It was during the 2011 Spring Sing, a karaoke night where kids with cancer get to sing with OSU athletes, that Morgan met Moore. She had just come through her second bout with cancer, needing her left kidney removed and going through another long string of chemo, but she was the life of the party.
“She just has that personality that you're just kind of drawn to,” Moore said.
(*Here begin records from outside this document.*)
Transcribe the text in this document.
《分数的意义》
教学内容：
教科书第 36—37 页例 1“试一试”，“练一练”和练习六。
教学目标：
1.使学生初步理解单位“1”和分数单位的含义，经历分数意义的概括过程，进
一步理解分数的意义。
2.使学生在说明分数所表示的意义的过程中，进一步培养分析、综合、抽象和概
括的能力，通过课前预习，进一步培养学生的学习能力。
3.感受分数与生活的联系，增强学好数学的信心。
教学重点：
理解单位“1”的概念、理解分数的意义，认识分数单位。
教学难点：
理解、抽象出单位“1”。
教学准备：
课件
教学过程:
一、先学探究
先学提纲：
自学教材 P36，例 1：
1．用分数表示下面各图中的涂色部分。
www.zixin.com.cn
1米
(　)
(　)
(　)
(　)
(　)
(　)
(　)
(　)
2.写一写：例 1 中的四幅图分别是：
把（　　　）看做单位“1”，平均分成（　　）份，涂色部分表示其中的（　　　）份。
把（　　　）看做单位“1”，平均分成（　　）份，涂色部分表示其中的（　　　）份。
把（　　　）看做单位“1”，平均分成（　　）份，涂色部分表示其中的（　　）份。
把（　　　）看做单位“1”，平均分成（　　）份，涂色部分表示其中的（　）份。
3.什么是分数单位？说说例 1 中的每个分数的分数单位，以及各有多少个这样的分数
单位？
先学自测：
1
He actually saw a lot of himself in Morgan. Outgoing. Fun loving. Always smiling.
So, when Morgan and young friend Olivia Hamilton — known around the college football world as Justin Blackmon's super fan — went onstage to sing something from Hannah Montana, Moore and Blackmon decided to tag along.
Moore swears he didn't know the song.
“She did most of the singin',” he said. “Me and Justin did the background dancin'.”
That night, a bond was formed, and when Moore saw Morgan a few months later at a football game, they exchanged numbers and have been in regular contact ever since. He checked on her through her third bout with cancer when tumors popped up on her vertebrae and needed nearly two months of proton radiation. And through her fourth bout when the cancer appeared on her right kidney and lungs. And now through her fifth bout, which forced her to drop out of her first semester at Tulsa Community College.
A small tumor on her right kidney has already been removed, and now, she is undergoing chemo for three spots on her left lung.
“God has this!” is her motto.
Morgan has a deep-seeded faith that those around her say is the source of her strength and sunny disposition. She posts videos on Instagram of her singing along with the car radio. She wears goofy wigs for pictures that appear on her Facebook page, Morgan's Fight = My Fight.
But Morgan believes that her friendship with Moore, which has extended to their families getting to know each other, is part of a divine plan for her battle with cancer.
“I just really believe it's like an angel sent from God,” she said. “He has touched me and my family's lives in ways he will never know.”
He texts. He calls. He has even visited the hospital on occasion.
“He has done a lot of sweet things for me that have taken my mind off having to go through something so bad,” she said.
Sometimes, Morgan and Moore try to convince each other who's the bigger inspiration.
“You're my hero,” he will say.
“No, you don't get it,” she will say. “You're mine.”
And with that, they'll both smile, her with that toothy grin, him with those dimples.